How can robots perceive the world and their own motion so that they can accomplish navigation and manipulation tasks? In this course, we will study how this age-old question has been approached specifically if the robot is equipped with visual sensing capabilities. We focus on studying how a robot can make decisions based on raw, high-dimensional sensory data that contains only partial, noisy observations of the hidden state of the environment. Therefore, the course is divided into two main themes (i) Estimation and (ii) Decision-Making and Control where in each theme we will study traditional approaches, learning-based methods and combinations of those.

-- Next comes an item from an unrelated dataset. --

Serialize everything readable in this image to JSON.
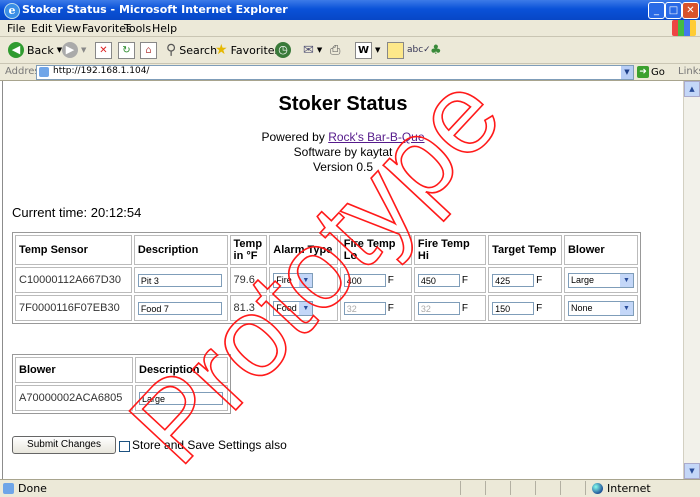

For estimation, we will study how images and videos acquired by cameras mounted on robots are transformed into representations like features and optical flow. Such 2D representations allow us then to extract 3D information about where the camera is, in which direction the robot moves, or how objects in front of the camera are moved. We will also study linear and nonlinear filtering methods that allow the robot to keep track of itself, other objects and the environment state over time. And we will study how these problems can be formulated as learning problems to mitigate some of the biases introduced by traditional methods.

For decision-making and control, we will study the basic formulations of optimal and adaptive control and relate it to learning-based approaches such as model-based and model-free reinforcement learning. We will apply what we learned to vision-based control methods, i.e. image-based and position-based visual servoing. We will also study how learning from demonstration or imitation learning can mitigate some of the sampling problems in RL.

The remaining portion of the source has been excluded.